Another possibility is that some other piece of code passed
an uninitialized variable to the CloseHandle
function and ended up closing the critical section’s handle
by mistake.
This can also happen if some other piece of code has a double-close
bug, and the handle (now closed) just happened to be reused as the
critical section’s event handle.
When the buggy code closes the handle the second time by mistake,
it ends up closing the critical section’s handle instead.
Of course, the problem might be that the critical section is not valid because it was never initialized in the first place. The values in the fields are just uninitialized garbage, and when you try to leave this uninitialized critical section, that garbage gets used as an event handle, raising the invalid handle exception.
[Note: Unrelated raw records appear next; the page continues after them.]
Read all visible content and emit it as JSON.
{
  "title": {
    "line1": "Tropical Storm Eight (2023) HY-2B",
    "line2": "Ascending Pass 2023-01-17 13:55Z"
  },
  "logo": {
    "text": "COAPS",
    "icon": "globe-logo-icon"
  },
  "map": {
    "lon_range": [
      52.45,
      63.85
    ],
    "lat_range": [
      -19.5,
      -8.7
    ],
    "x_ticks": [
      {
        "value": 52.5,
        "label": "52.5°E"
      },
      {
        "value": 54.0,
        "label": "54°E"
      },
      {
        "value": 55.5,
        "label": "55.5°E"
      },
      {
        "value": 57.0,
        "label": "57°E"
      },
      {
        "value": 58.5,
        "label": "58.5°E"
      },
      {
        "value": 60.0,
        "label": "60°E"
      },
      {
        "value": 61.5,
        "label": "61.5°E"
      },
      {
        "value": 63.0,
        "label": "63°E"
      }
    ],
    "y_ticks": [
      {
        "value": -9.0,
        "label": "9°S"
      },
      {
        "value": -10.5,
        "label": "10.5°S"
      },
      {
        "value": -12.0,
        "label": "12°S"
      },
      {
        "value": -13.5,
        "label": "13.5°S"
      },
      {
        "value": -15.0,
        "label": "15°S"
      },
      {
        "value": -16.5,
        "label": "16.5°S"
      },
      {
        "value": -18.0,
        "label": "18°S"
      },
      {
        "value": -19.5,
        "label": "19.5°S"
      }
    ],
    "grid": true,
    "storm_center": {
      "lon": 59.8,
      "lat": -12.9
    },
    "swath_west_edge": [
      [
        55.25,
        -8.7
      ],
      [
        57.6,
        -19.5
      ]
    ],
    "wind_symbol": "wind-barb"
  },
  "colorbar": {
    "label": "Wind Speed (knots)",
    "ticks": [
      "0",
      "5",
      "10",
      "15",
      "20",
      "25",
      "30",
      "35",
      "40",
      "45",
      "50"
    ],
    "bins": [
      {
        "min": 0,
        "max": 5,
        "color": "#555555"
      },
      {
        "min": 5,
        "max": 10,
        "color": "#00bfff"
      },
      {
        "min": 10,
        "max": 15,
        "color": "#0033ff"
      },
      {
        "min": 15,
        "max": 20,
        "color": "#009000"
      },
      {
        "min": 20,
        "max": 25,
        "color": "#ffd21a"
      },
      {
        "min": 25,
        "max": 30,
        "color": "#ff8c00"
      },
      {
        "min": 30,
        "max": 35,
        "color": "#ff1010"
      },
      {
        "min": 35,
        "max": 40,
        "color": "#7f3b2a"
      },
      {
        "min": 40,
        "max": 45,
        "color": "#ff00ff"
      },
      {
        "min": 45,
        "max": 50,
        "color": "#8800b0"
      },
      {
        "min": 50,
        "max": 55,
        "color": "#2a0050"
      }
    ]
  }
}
Then again, the problem might be that the critical section is not valid because it has already been destroyed. For example, one thread might have code that goes like this:
EnterCriticalSection(&cs); ... do stuff... LeaveCriticalSection(&cs);
While that thread is busy doing stuff,
another thread calls
DeleteCriticalSection(&cs)
.
This destroys the critical section while another thread
was still using it.
Eventually that thread finishes doing its stuff and calls
LeaveCriticalSection
,
which raises the invalid handle exception because the
DeleteCriticalSection
already closed the handle.
All of these are possible reasons for an invalid handle
exception in LeaveCriticalSection
.
To determine which one you’re running into will require more
debugging, but at least now you know what to be looking for.
Postscript: One of my colleagues from the kernel team points out that the Locks and Handles checks in Application Verifier are great for debugging issues like this.